Dado o rápido avanço das suas forças no sudeste de Kharkiv, o Governo de Kiev começa a pensar no futuro. Mesmo que Kremlin consiga estabilizar a linha da frente no rio Oskil, como anteveem os analistas, o impacto desta derrota sobre a moral das suas tropas foi enorme, levando a críticas públicas no seio da liderança russa e a especulação sobre um potencial golpe palaciano. Daí que a Ucrânia até já pondere como evitar uma eventual nova invasão da Rússia após o final desta guerra. E a solução não passa necessariamente por fazer parte da NATO, avaliou um relatório encomendado por Volodymyr Zelenskiy, divulgado esta terça-feira, abrindo caminho para começar a negociar.
A questão é que promessas de Moscovo – que já se comprometera a nunca intervir militarmente na Ucrânia, nos memorandos de Budapeste, assinados em 1994, a troco desta abdicar do arsenal nuclear que herdara da URSS – não chegam para que os ucranianos alguma vez fiquem seguros. “A mais forte garantia de segurança para a Ucrânia reside na sua capacidade de se defender a si mesma contra uma agressão”, diz o relatório, da autoria de Anders Fogh Rasmussen, antigo secretário-geral da NATO, em conjunto com Andrey Yermak, chefe de gabinete de Zelensky.
“Isso requer um esforço de várias décadas para investimento sustentado na base industrial de Defesa da Ucrânia, transferências escaláveis de armamento e apoio de inteligência de aliados”, continuava o relatório.

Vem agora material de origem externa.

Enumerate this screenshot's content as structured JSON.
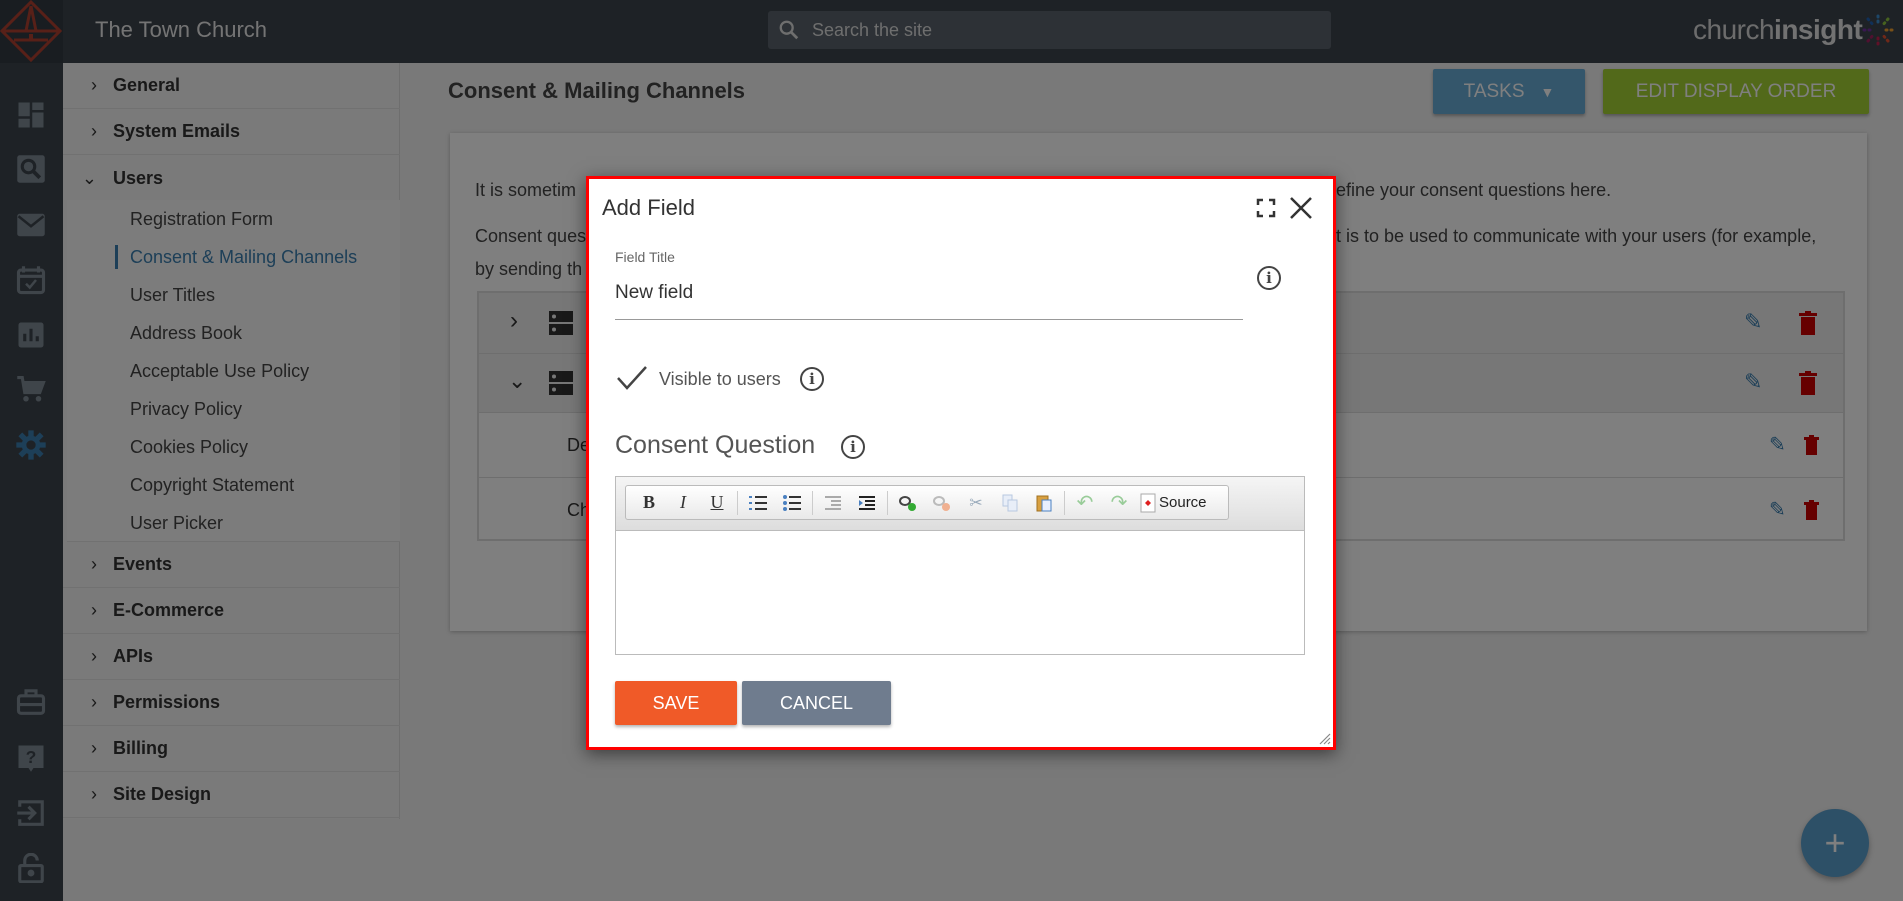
{
  "header": {
    "site_title": "The Town Church",
    "search_placeholder": "Search the site",
    "brand_light": "church",
    "brand_bold": "insight"
  },
  "rail": {
    "top_icons": [
      "dashboard-icon",
      "search-icon",
      "mail-icon",
      "calendar-icon",
      "chart-icon",
      "cart-icon",
      "gear-icon"
    ],
    "bottom_icons": [
      "briefcase-icon",
      "help-icon",
      "sign-in-icon",
      "lock-icon"
    ],
    "active_color": "#3a7fb0"
  },
  "settings_nav": {
    "sections_top": [
      "General",
      "System Emails"
    ],
    "expanded": "Users",
    "users_items": [
      "Registration Form",
      "Consent & Mailing Channels",
      "User Titles",
      "Address Book",
      "Acceptable Use Policy",
      "Privacy Policy",
      "Cookies Policy",
      "Copyright Statement",
      "User Picker"
    ],
    "active_item": "Consent & Mailing Channels",
    "sections_bottom": [
      "Events",
      "E-Commerce",
      "APIs",
      "Permissions",
      "Billing",
      "Site Design"
    ]
  },
  "main": {
    "title": "Consent & Mailing Channels",
    "tasks_label": "TASKS",
    "edit_order_label": "EDIT DISPLAY ORDER",
    "intro_1a": "It is sometim",
    "intro_1b": "efine your consent questions here.",
    "intro_2a": "Consent ques",
    "intro_2b": "t is to be used to communicate with your users (for example,",
    "intro_3a": "by sending th",
    "rows": [
      {
        "label": ""
      },
      {
        "label": ""
      },
      {
        "label": "De"
      },
      {
        "label": "Ch"
      }
    ]
  },
  "modal": {
    "title": "Add Field",
    "field_title_label": "Field Title",
    "field_title_value": "New field",
    "visible_label": "Visible to users",
    "visible_checked": true,
    "consent_heading": "Consent Question",
    "toolbar": {
      "bold": "B",
      "italic": "I",
      "underline": "U",
      "source": "Source"
    },
    "save_label": "SAVE",
    "cancel_label": "CANCEL"
  },
  "colors": {
    "save": "#f05a28",
    "cancel": "#6f7c8e",
    "tasks": "#68acd6",
    "edit_order": "#a4d234",
    "modal_border": "#ff0000"
  }
}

Algo que seria conjugado com a promessa de sanções automáticas do Ocidente em caso de agressão da Rússia, juntando-se a isto “missões de treino intensivas e exercícios conjuntos sob a bandeira da UE e da NATO”.
Esta última parte certamente não cairia nada bem a Vladimir Putin. Mas a esperança de Kiev é que, continuando a guerra a correr de forma tão desastrosa para o Kremlin, este acabe por não ter alternativa que não ceder. A proposta tem a vantagem de abrir mão da necessidade de um acordo de defesa coletiva – ou seja, de que países ocidentais se comprometessem em defender militarmente a Ucrânia após um eventual acordo de paz – e certamente seria mais digerível para a NATO, apesar dos custos.
À mesa de negociações? O timming da divulgação deste relatório poderia sinalizar a disposição de Kiev para capitalizar os seus ganhos militares com negociações, antes que o conflito congele no inverno, arrastando-se. Já o Kremlin mostrou ter alguma abertura a sentar-se à mesa de negociações. Talvez por estar consciente que a Ucrânia recuperou em dias mais território do que os russos conquistaram desde abril.
“Não nos recusamos a negociar”, garantiu o ministro dos Negócios Estrangeiros, Sergey Lavrov, em entrevista ao canal Rossiya-1, pouco após a magnitude da derrota russa no sudeste Kharkiv se tornar clara.
Não espanta que Kiev insista que a única maneira de forçar Putin a desistir da invasão é derrotando-o no campo de batalha. Daí que as suas forças explorem o sucesso em Kharkiv, lançando em simultâneo ataques no sul, cada vez mais próximos de Kherson, segundo o Instituto para o Estudo da Guerra, num contra-ataque que está a “progredir de forma significativa”. Deixando as lideranças militares russas divididas entre mandar reforços para o leste – onde agora os ucranianos conseguem atingir as linhas de abastecimento russas em Lugansk com os mísseis M142 HIMARS, disparando a partir das margens do rio Oskil – ou para Kherson, uma cidade portuária crucial, chave para o Kremlin poder sonhar alguma vez chegar a Odessa.